No critique beyond this point
Any critique of democracy arouses suspicion, and even more so if this critique is made by those who wish for a world without capital and wage-labour, without classes, without a State.
Public opinion dislikes but understands those who despise democracy from a reactionary or elitist point of view. Someone who denies the common man's or woman's ability to organize and run his or her own life will logically oppose democracy. But someone who firmly believes in this ability, and yet regards democracy as unfit for human emancipation, is doomed to the dustbins of theory. At best, he is looked down upon as an idiot; at the worst, he gets the reputation of a warped mind destined to end up in the poor company of the arch-enemies of democracy: the fascists.
Indeed, if "the emancipation of the working classes must be conquered by the working classes themselves", it seems obvious that in order to emancipate themselves, the exploited must do away with power structures that enslave them, i.e. create their own organs of debating and decision-making.
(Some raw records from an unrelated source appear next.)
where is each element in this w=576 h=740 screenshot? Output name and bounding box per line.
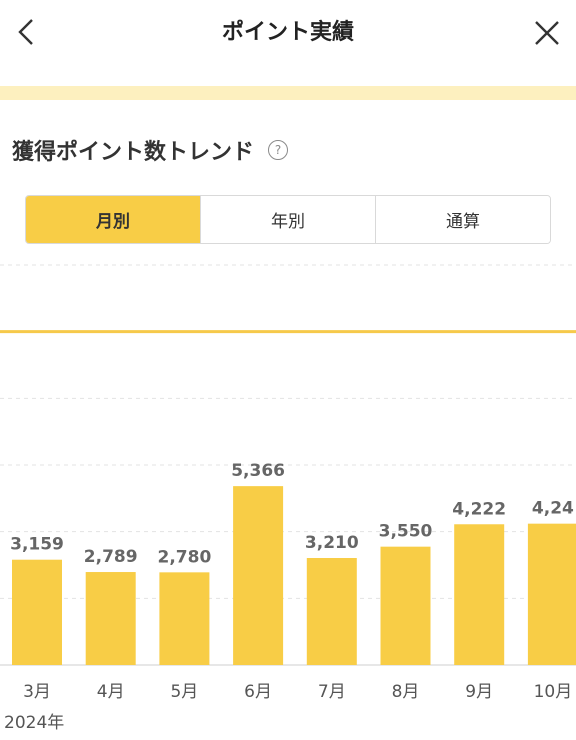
bar-value-label: 3,210: [305, 533, 359, 553]
category-label: 7月: [318, 682, 346, 702]
category-label: 4月: [97, 682, 125, 702]
bar-value-label: 3,159: [10, 535, 64, 555]
bar-value-label: 2,789: [84, 547, 138, 567]
bar: [306, 558, 357, 665]
bar-value-label: 4,24: [532, 499, 574, 519]
category-label: 8月: [392, 682, 420, 702]
bar: [454, 524, 505, 665]
bar: [85, 572, 136, 665]
category-label: 5月: [170, 682, 198, 702]
category-label: 10月: [534, 682, 573, 702]
category-label: 9月: [465, 682, 493, 702]
bar-value-label: 5,366: [231, 461, 285, 481]
bar-value-label: 3,550: [379, 522, 433, 542]
bar: [233, 486, 284, 665]
category-label: 6月: [244, 682, 272, 702]
year-label: 2024年: [4, 713, 65, 733]
bar: [380, 546, 431, 665]
bar: [12, 559, 62, 665]
category-label: 3月: [23, 682, 51, 702]
points-bar-chart: 3,159 3月 2,789 4月 2,780 5月 5,366 6月 3,210 7月 3,550…: [0, 264, 576, 702]
bar: [527, 523, 576, 665]
bar-value-label: 4,222: [452, 499, 506, 519]
bar-value-label: 2,780: [158, 547, 212, 567]
bar: [159, 572, 210, 665]
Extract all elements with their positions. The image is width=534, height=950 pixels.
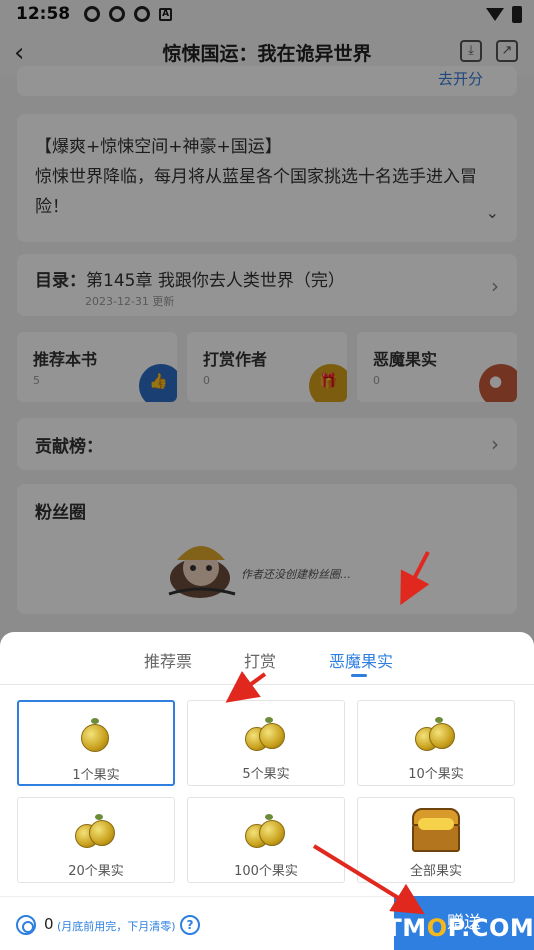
fruit-option-all[interactable]: 全部果实: [357, 797, 515, 883]
fruit-balance: 0: [44, 915, 54, 933]
option-label: 1个果实: [72, 768, 120, 783]
fruit-option-1[interactable]: 1个果实: [17, 700, 175, 786]
option-label: 全部果实: [409, 864, 462, 879]
fruit-icon: [75, 718, 117, 754]
treasure-chest-icon: [408, 804, 464, 854]
site-watermark: ITMOP.COM: [376, 914, 534, 942]
balance-note: (月底前用完，下月清零): [57, 920, 176, 933]
active-tab-indicator: [351, 674, 367, 677]
option-label: 5个果实: [242, 767, 290, 782]
fruit-option-10[interactable]: 10个果实: [357, 700, 515, 786]
tab-reward[interactable]: 打赏: [244, 648, 276, 672]
fruit-icon: [75, 814, 117, 850]
fruit-icon: [245, 717, 287, 753]
help-icon[interactable]: ?: [180, 915, 200, 935]
fruit-icon: [245, 814, 287, 850]
fruit-option-100[interactable]: 100个果实: [187, 797, 345, 883]
fruit-icon: [415, 717, 457, 753]
fruit-option-20[interactable]: 20个果实: [17, 797, 175, 883]
tab-devil-fruit[interactable]: 恶魔果实: [329, 648, 393, 677]
option-label: 10个果实: [408, 767, 464, 782]
option-label: 100个果实: [234, 864, 298, 879]
fruit-balance-icon: [16, 915, 36, 935]
divider: [0, 684, 534, 685]
tab-recommend-ticket[interactable]: 推荐票: [144, 648, 192, 672]
fruit-option-5[interactable]: 5个果实: [187, 700, 345, 786]
option-label: 20个果实: [68, 864, 124, 879]
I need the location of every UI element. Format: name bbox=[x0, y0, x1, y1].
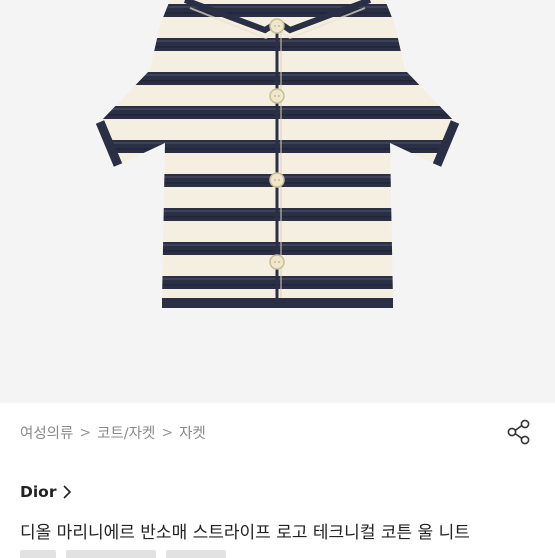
breadcrumb-item-womens-clothing[interactable]: 여성의류 bbox=[20, 422, 73, 443]
share-button[interactable] bbox=[504, 417, 534, 447]
jacket-illustration bbox=[0, 0, 555, 403]
brand-name: Dior bbox=[20, 483, 57, 501]
chevron-right-icon bbox=[63, 485, 72, 499]
product-info: 여성의류 > 코트/자켓 > 자켓 Dior 디올 마리니에르 반소매 스트라이… bbox=[0, 403, 555, 558]
product-title-continuation bbox=[20, 548, 540, 558]
breadcrumb-separator: > bbox=[79, 424, 92, 441]
breadcrumb-item-jacket[interactable]: 자켓 bbox=[179, 422, 206, 443]
share-icon bbox=[507, 419, 530, 445]
breadcrumb-separator: > bbox=[161, 424, 174, 441]
product-title: 디올 마리니에르 반소매 스트라이프 로고 테크니컬 코튼 울 니트 bbox=[20, 523, 470, 543]
breadcrumb: 여성의류 > 코트/자켓 > 자켓 bbox=[20, 422, 206, 443]
brand-link[interactable]: Dior bbox=[20, 483, 72, 501]
product-image[interactable] bbox=[0, 0, 555, 403]
breadcrumb-item-coat-jacket[interactable]: 코트/자켓 bbox=[97, 422, 155, 443]
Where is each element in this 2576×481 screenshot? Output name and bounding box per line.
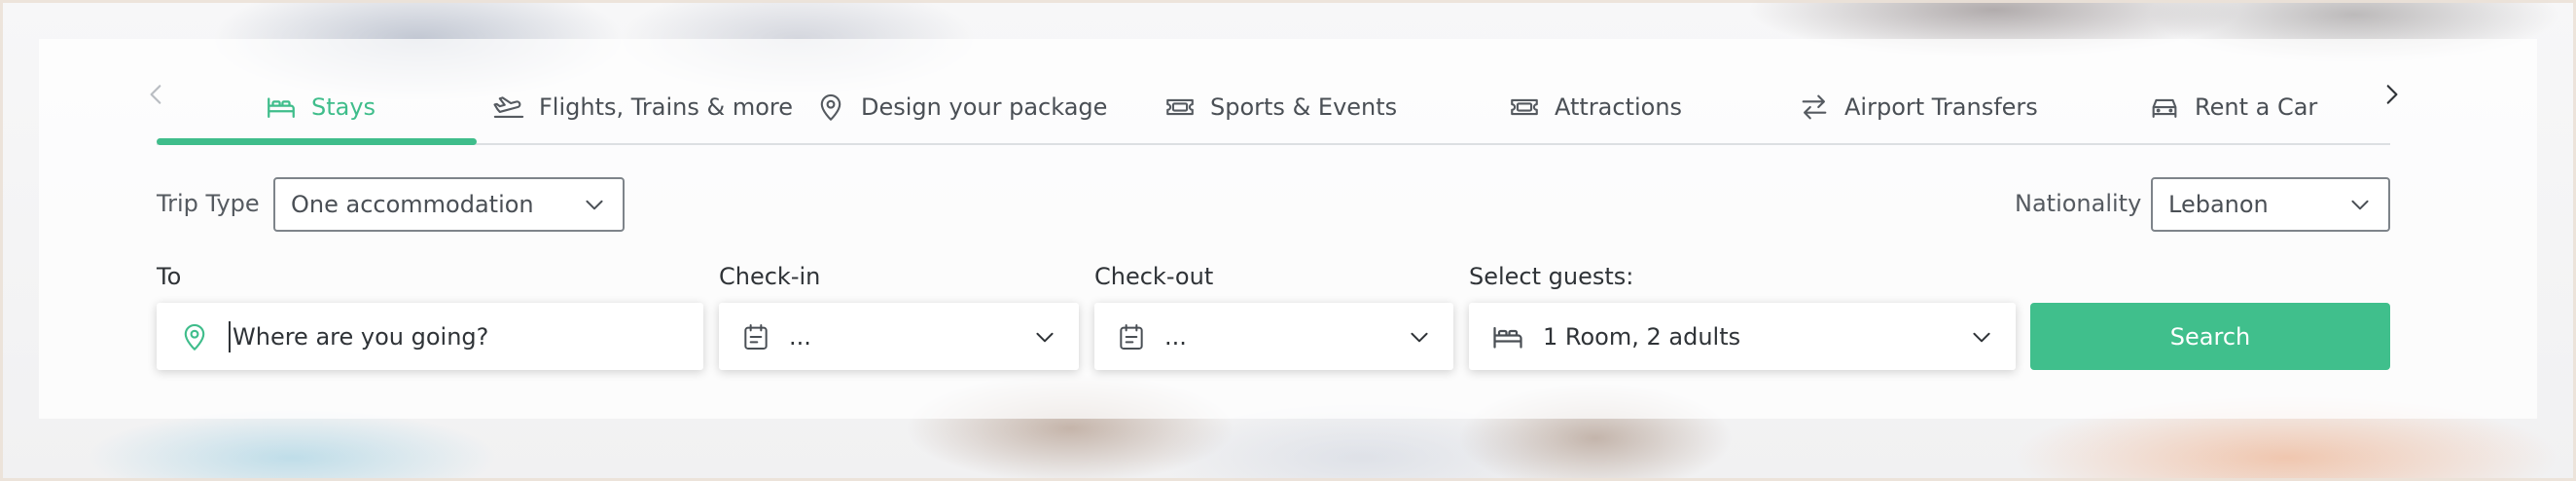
location-pin-icon — [820, 93, 841, 121]
guests-label: Select guests: — [1469, 263, 1634, 290]
destination-field[interactable] — [157, 303, 703, 370]
guests-field[interactable]: 1 Room, 2 adults — [1469, 303, 2016, 370]
checkout-field[interactable]: ... — [1094, 303, 1453, 370]
nationality-select[interactable]: Lebanon — [2151, 177, 2390, 232]
product-tabs: Stays Flights, Trains & more Design your… — [157, 58, 2390, 146]
checkin-value: ... — [789, 322, 811, 351]
tabs-next-button[interactable] — [2377, 75, 2406, 114]
tab-label: Design your package — [861, 93, 1108, 121]
tab-attractions[interactable]: Attractions — [1508, 76, 1682, 138]
checkout-label: Check-out — [1094, 263, 1214, 290]
trip-type-value: One accommodation — [291, 191, 534, 218]
tab-label: Flights, Trains & more — [539, 93, 793, 121]
bed-icon — [1493, 326, 1522, 349]
location-pin-icon — [184, 323, 205, 351]
tab-airport-transfers[interactable]: Airport Transfers — [1798, 76, 2038, 138]
bed-icon — [268, 97, 295, 119]
plane-icon — [493, 96, 524, 118]
chevron-down-icon — [1411, 332, 1428, 342]
tab-sports-events[interactable]: Sports & Events — [1163, 76, 1397, 138]
guests-value: 1 Room, 2 adults — [1543, 322, 1741, 351]
trip-type-select[interactable]: One accommodation — [273, 177, 625, 232]
nationality-label: Nationality — [2015, 190, 2142, 217]
checkout-value: ... — [1164, 322, 1187, 351]
to-label: To — [157, 263, 182, 290]
tab-label: Rent a Car — [2195, 93, 2318, 121]
chevron-down-icon — [2351, 200, 2369, 210]
text-cursor — [229, 320, 231, 352]
checkin-label: Check-in — [719, 263, 821, 290]
tab-label: Sports & Events — [1210, 93, 1398, 121]
ticket-icon — [1166, 98, 1194, 116]
nationality-value: Lebanon — [2168, 191, 2269, 218]
transfer-arrows-icon — [1802, 94, 1827, 120]
tab-flights-trains[interactable]: Flights, Trains & more — [492, 76, 793, 138]
ticket-icon — [1511, 98, 1538, 116]
checkin-field[interactable]: ... — [719, 303, 1079, 370]
tab-label: Airport Transfers — [1844, 93, 2038, 121]
destination-input[interactable] — [233, 322, 682, 351]
tab-label: Stays — [311, 93, 376, 121]
tab-divider — [157, 143, 2390, 145]
calendar-icon — [1120, 323, 1143, 350]
calendar-icon — [744, 323, 768, 350]
tab-label: Attractions — [1555, 93, 1683, 121]
active-tab-indicator — [157, 138, 477, 145]
chevron-right-icon — [2386, 85, 2398, 104]
chevron-left-icon — [150, 85, 161, 104]
trip-type-label: Trip Type — [157, 190, 260, 217]
chevron-down-icon — [1973, 332, 1990, 342]
tab-rent-a-car[interactable]: Rent a Car — [2148, 76, 2317, 138]
tabs-prev-button[interactable] — [142, 75, 171, 114]
tab-design-package[interactable]: Design your package — [814, 76, 1107, 138]
tab-stays[interactable]: Stays — [265, 76, 376, 138]
search-button[interactable]: Search — [2030, 303, 2390, 370]
chevron-down-icon — [586, 200, 603, 210]
car-icon — [2152, 98, 2177, 118]
chevron-down-icon — [1036, 332, 1054, 342]
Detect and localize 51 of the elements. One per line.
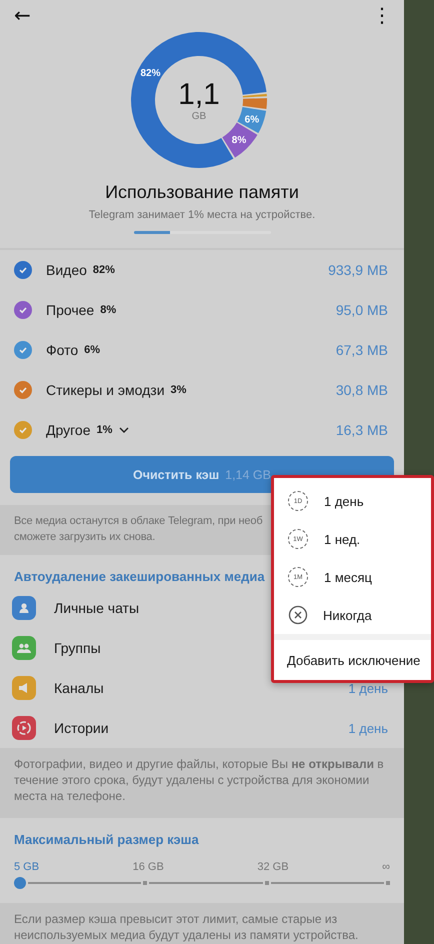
category-name: Видео xyxy=(46,262,87,278)
slider-thumb[interactable] xyxy=(14,877,26,889)
category-size: 933,9 MB xyxy=(328,262,388,278)
category-checkbox[interactable] xyxy=(14,381,32,399)
slice-label: 82% xyxy=(140,68,160,79)
section-header: Автоудаление закешированных медиа xyxy=(14,569,265,584)
total-size: 1,1 xyxy=(178,78,220,110)
menu-button[interactable]: ⋮ xyxy=(368,3,396,27)
category-checkbox[interactable] xyxy=(14,301,32,319)
category-percent: 6% xyxy=(84,344,100,356)
chat-type-label[interactable]: Каналы xyxy=(54,680,104,696)
check-icon xyxy=(18,425,28,435)
category-checkbox[interactable] xyxy=(14,341,32,359)
check-icon xyxy=(18,385,28,395)
category-size: 95,0 MB xyxy=(336,302,388,318)
auto-delete-note: Фотографии, видео и другие файлы, которые Вы не открывали в течение этого срока, будут удалены с устройства для экономии места на телефоне. xyxy=(13,756,385,805)
clear-note: сможете загрузить их снова. xyxy=(14,530,156,545)
cache-size-note: Если размер кэша превысит этот лимит, самые старые из неиспользуемых медиа будут удалены из памяти устройства. xyxy=(13,911,360,944)
slice-label: 8% xyxy=(232,135,246,146)
section-header: Максимальный размер кэша xyxy=(14,832,199,847)
category-name: Фото xyxy=(46,342,78,358)
tick-mark xyxy=(264,881,269,885)
chevron-icon[interactable] xyxy=(118,426,130,434)
check-icon xyxy=(18,265,28,275)
size-unit: GB xyxy=(192,110,206,122)
close-circle-icon xyxy=(288,605,308,625)
category-percent: 8% xyxy=(100,304,116,316)
clear-note: Все медиа останутся в облаке Telegram, при необ xyxy=(14,514,262,529)
category-size: 16,3 MB xyxy=(336,422,388,438)
usage-subtitle: Telegram занимает 1% места на устройстве. xyxy=(88,209,316,221)
usage-title: Использование памяти xyxy=(105,182,299,203)
check-icon xyxy=(18,305,28,315)
category-name: Другое xyxy=(46,422,90,438)
menu-item[interactable]: Никогда xyxy=(274,596,431,634)
back-button[interactable]: ← xyxy=(10,3,35,27)
chat-type-label[interactable]: Личные чаты xyxy=(54,600,140,616)
category-percent: 3% xyxy=(170,384,186,396)
tick-mark xyxy=(143,881,148,885)
category-name: Стикеры и эмодзи xyxy=(46,382,165,398)
tick-mark xyxy=(386,881,390,885)
category-percent: 1% xyxy=(96,424,112,436)
category-checkbox[interactable] xyxy=(14,261,32,279)
category-percent: 82% xyxy=(92,264,115,276)
category-size: 30,8 MB xyxy=(336,382,388,398)
chat-type-label[interactable]: Группы xyxy=(54,640,101,656)
chat-type-label[interactable]: Истории xyxy=(54,720,109,736)
category-name: Прочее xyxy=(46,302,94,318)
category-size: 67,3 MB xyxy=(336,342,388,358)
check-icon xyxy=(18,345,28,355)
slice-label: 6% xyxy=(244,114,260,126)
category-checkbox[interactable] xyxy=(14,421,32,439)
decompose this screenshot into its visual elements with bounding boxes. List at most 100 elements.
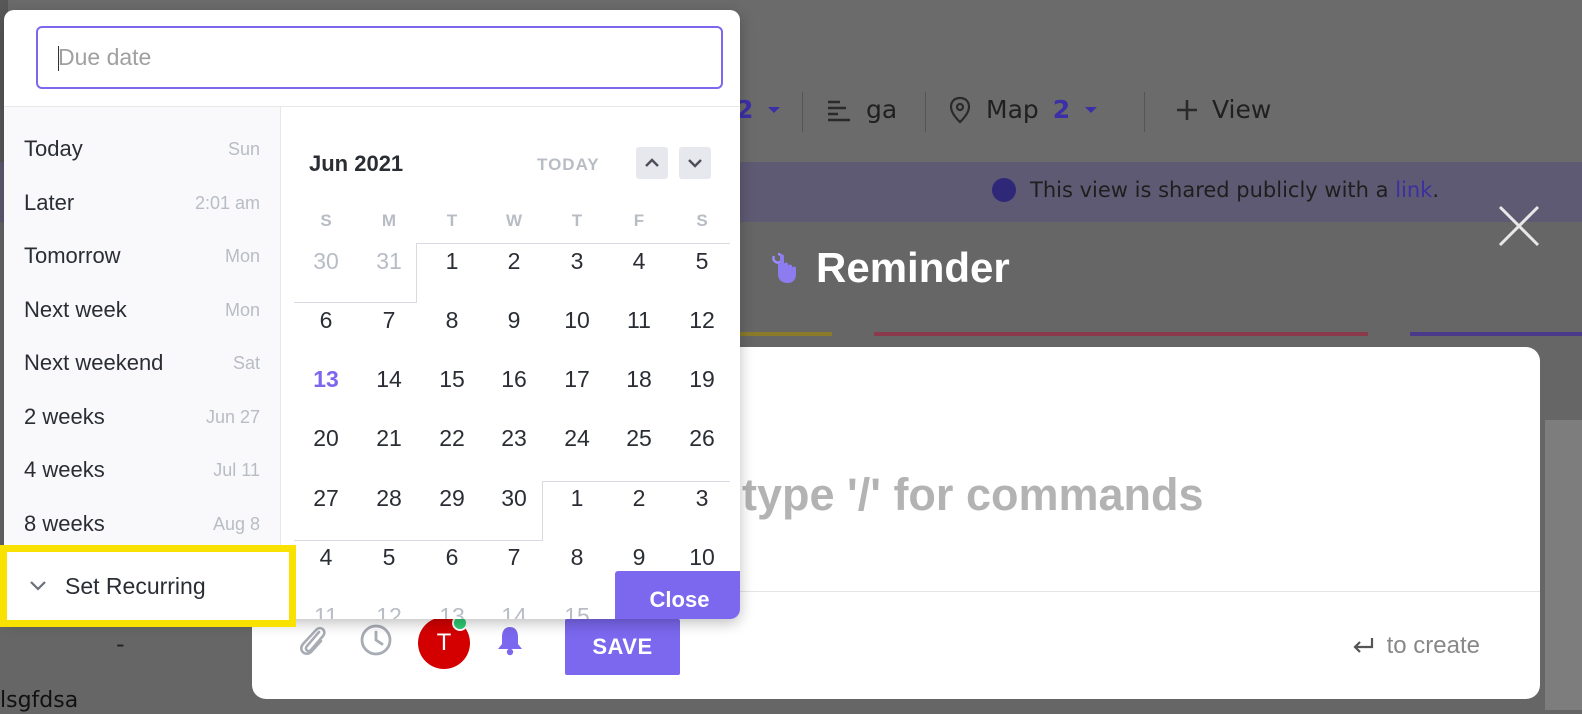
shortcut-8-weeks[interactable]: 8 weeks Aug 8 (24, 504, 260, 544)
calendar-day[interactable]: 25 (616, 425, 662, 452)
calendar-day[interactable]: 26 (679, 425, 725, 452)
toolbar-view-label: Map (986, 95, 1039, 124)
calendar-day[interactable]: 19 (679, 366, 725, 393)
calendar-next-month-button[interactable] (679, 147, 711, 179)
shortcut-4-weeks[interactable]: 4 weeks Jul 11 (24, 450, 260, 490)
chevron-down-icon (768, 106, 781, 113)
reminder-description-placeholder[interactable]: r type '/' for commands (712, 469, 1204, 521)
calendar-day[interactable]: 8 (554, 544, 600, 571)
set-recurring-label: Set Recurring (65, 572, 206, 599)
calendar-weekday: W (505, 211, 523, 230)
calendar-day[interactable]: 3 (679, 485, 725, 512)
calendar-day[interactable]: 30 (491, 485, 537, 512)
set-recurring-toggle[interactable]: Set Recurring (0, 545, 296, 627)
to-create-label: to create (1386, 632, 1480, 659)
globe-icon (992, 178, 1016, 202)
calendar-day[interactable]: 2 (616, 485, 662, 512)
calendar-day[interactable]: 17 (554, 366, 600, 393)
paperclip-icon (300, 626, 326, 655)
calendar-day[interactable]: 4 (616, 248, 662, 275)
calendar-day[interactable]: 10 (679, 544, 725, 571)
close-icon[interactable] (1496, 203, 1542, 249)
finger-string-icon (772, 252, 796, 283)
calendar-day[interactable]: 23 (491, 425, 537, 452)
share-link[interactable]: link (1395, 178, 1432, 202)
calendar-day[interactable]: 12 (679, 307, 725, 334)
calendar-day[interactable]: 28 (366, 485, 412, 512)
calendar-day[interactable]: 13 (303, 366, 349, 393)
toolbar-view-label: ga (866, 95, 898, 124)
calendar-weekday: T (571, 211, 583, 230)
calendar-weekday: S (320, 211, 332, 230)
calendar-day[interactable]: 11 (616, 307, 662, 334)
notify-button[interactable] (490, 620, 530, 660)
calendar-day[interactable]: 24 (554, 425, 600, 452)
calendar-day[interactable]: 22 (429, 425, 475, 452)
board-column-strip (1410, 332, 1582, 336)
shortcut-next-week[interactable]: Next week Mon (24, 290, 260, 330)
due-date-input[interactable] (36, 26, 723, 89)
attach-button[interactable] (292, 620, 332, 660)
calendar-day[interactable]: 12 (366, 603, 412, 619)
due-date-button[interactable] (356, 620, 396, 660)
calendar-day[interactable]: 3 (554, 248, 600, 275)
board-column-strip (874, 332, 1368, 336)
calendar-day[interactable]: 14 (491, 603, 537, 619)
calendar-day[interactable]: 30 (303, 248, 349, 275)
calendar-day[interactable]: 31 (366, 248, 412, 275)
board-card-edge (1545, 420, 1582, 710)
toolbar-view-map[interactable]: Map 2 (948, 95, 1098, 124)
clock-icon (360, 624, 392, 656)
shortcut-2-weeks[interactable]: 2 weeks Jun 27 (24, 397, 260, 437)
public-share-text: This view is shared publicly with a link… (992, 178, 1439, 202)
calendar-day[interactable]: 13 (429, 603, 475, 619)
toolbar-view-count[interactable]: 2 (736, 95, 781, 124)
calendar-day[interactable]: 6 (303, 307, 349, 334)
calendar-day[interactable]: 2 (491, 248, 537, 275)
calendar-prev-month-button[interactable] (636, 147, 668, 179)
calendar-weekday: F (633, 211, 645, 230)
calendar-day[interactable]: 4 (303, 544, 349, 571)
calendar-day[interactable]: 11 (303, 603, 349, 619)
map-pin-icon (949, 96, 971, 123)
toolbar-view-gantt[interactable]: ga (826, 95, 897, 124)
calendar-day[interactable]: 1 (554, 485, 600, 512)
save-button[interactable]: SAVE (565, 619, 680, 675)
calendar-day[interactable]: 10 (554, 307, 600, 334)
calendar-day[interactable]: 5 (366, 544, 412, 571)
board-column-strip (740, 332, 832, 336)
calendar-day[interactable]: 20 (303, 425, 349, 452)
calendar-weekday: T (446, 211, 458, 230)
date-shortcuts-list: Today Sun Later 2:01 am Tomorrow Mon Nex… (4, 107, 281, 619)
calendar-weekday: S (696, 211, 708, 230)
calendar-day[interactable]: 15 (554, 603, 600, 619)
calendar-day[interactable]: 21 (366, 425, 412, 452)
calendar-day[interactable]: 14 (366, 366, 412, 393)
calendar-day[interactable]: 18 (616, 366, 662, 393)
calendar-day[interactable]: 7 (491, 544, 537, 571)
calendar-day[interactable]: 9 (491, 307, 537, 334)
calendar-weekday: M (381, 211, 397, 230)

Exercising one's collective freedom, isn't that what democracy is all about... ? That assumption has the merit of simplicity: to change the world and live the best possible human life, what better way than to base this life on institutions that will provide the greatest number of people with the greatest freedom of speech and decision-taking ? Besides, whenever they fight, the dominated masses generally declare their will to establish the authentic democracy that's been lacking so far.
For all these reasons, the critique of democracy is a lost or forgotten battle.